Ainda que se rate de um bem típico de produção, o produto em si – dependendo da atividade do adquirente – não será recolocado no mercado novamente, servindo apenas como meio para que se chegue ao produto final, este sim colocado no mercado de consumo e que vai dar origem a uma relação jurídica entre consumidor e fornecedor.

Ressalte-se que no caso de haver transformação do produto antes de ser recolocado no mercado, não estará configurada a relação de consumo. Por exemplo, a compra de chocolates para fazer ovos de páscoa.

O milionário que adquire um avião para viajar nos fins de semana é típico destinatário final do bem, ainda que o bem não esteja à disposição no mercado de consumo. O mesmo  já não ocorre se esse milionário passar a oferecer viagens para o público, cobrando por elas, porque, neste caso, ele passa a ser responsável solidário, vez que recolocou o produto no mercado de consumo. Caso haja um acidente pelo fato do produto, ele poderá acionar o fabricante do avião após indenizar as vítimas.

A pessoa jurídica que adquire um avião para transportar seus empregados não será destinatária final do bem. Ela torna-se responsável, pois, embora não haja relação com a atividade que exerce, ao oferecer um benefício aos seus empregados ela assume o risco dessa atividade, ainda que não cobre nada por isso (é o mesmo exemplo do estabelecimento que oferece estacionamento gratuito aos seus clientes). 

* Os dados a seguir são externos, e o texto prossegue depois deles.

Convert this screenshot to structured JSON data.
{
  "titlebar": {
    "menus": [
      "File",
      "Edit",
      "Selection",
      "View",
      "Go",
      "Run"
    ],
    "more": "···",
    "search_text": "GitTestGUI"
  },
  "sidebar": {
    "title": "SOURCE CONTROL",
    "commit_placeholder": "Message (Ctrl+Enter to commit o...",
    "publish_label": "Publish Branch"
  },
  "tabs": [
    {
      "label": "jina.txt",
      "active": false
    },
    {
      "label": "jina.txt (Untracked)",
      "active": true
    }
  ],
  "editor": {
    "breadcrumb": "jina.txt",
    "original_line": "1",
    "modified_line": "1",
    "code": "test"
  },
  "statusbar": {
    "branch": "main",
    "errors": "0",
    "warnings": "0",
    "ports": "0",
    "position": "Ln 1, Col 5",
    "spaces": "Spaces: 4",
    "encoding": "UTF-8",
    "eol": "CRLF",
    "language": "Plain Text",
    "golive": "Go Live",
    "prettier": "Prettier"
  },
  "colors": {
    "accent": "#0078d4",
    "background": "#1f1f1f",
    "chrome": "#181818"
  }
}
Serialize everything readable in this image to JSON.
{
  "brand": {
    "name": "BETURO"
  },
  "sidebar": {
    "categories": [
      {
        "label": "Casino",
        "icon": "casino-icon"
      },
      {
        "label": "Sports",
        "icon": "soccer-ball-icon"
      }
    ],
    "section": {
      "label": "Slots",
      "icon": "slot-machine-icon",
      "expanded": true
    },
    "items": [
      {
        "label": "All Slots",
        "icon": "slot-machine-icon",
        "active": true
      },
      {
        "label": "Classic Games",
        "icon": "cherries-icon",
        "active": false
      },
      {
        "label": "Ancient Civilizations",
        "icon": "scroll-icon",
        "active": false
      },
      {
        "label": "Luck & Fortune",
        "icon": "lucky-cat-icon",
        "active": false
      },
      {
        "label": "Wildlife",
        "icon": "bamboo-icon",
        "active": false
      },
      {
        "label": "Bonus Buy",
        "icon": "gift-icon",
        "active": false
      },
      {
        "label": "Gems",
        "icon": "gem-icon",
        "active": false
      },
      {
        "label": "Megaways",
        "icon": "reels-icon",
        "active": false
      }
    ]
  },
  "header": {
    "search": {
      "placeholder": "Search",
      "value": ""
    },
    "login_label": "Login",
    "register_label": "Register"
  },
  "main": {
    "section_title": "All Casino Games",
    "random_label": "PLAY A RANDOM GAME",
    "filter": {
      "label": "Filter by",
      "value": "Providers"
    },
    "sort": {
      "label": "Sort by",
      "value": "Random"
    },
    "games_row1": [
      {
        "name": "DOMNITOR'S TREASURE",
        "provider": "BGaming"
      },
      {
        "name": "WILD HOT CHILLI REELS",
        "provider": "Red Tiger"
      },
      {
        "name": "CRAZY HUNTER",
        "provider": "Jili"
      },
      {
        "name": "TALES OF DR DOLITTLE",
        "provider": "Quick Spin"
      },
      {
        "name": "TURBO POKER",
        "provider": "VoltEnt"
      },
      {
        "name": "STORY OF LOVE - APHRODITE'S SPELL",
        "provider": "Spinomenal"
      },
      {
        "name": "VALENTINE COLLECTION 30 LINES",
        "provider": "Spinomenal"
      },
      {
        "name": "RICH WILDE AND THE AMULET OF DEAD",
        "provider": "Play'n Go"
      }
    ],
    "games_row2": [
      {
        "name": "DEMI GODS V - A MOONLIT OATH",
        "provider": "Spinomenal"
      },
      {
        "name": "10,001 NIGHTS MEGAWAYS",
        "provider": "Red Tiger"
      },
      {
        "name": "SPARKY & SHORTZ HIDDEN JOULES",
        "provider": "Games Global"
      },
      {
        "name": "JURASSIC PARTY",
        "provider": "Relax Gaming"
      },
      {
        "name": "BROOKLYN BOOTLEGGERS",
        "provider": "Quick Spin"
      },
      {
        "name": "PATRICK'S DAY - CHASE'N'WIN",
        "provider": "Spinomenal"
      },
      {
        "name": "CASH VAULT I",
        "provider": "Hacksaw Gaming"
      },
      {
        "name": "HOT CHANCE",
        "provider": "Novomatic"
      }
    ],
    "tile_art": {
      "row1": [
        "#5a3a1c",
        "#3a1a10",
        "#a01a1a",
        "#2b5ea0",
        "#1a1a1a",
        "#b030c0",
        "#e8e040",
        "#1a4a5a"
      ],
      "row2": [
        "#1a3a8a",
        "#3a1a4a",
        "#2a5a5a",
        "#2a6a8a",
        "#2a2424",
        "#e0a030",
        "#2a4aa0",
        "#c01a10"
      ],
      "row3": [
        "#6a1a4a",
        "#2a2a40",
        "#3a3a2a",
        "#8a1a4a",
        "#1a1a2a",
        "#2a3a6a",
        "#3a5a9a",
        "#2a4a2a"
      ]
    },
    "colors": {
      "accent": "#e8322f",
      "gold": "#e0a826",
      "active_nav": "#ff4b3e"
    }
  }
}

Concluindo, devemos entender por destinatário final aquele que utiliza o bem – quer pessoal, quer profissionalmente – e não o recoloca no mercado de consumo novamente. Ou seja, o destinatário final do produto ou do serviço:

1.    não exerce a mesma atividade que o fornecedor do produto ou serviço;

2.    não recoloca o produto ou serviço diretamente no mercado;

3.    não se torna responsável solidário juntamente com o fornecedor do produto ou serviço;

4.    em eventual demanda, não poderá entrar com ação de regresso contra o fornecedor do produto “X”.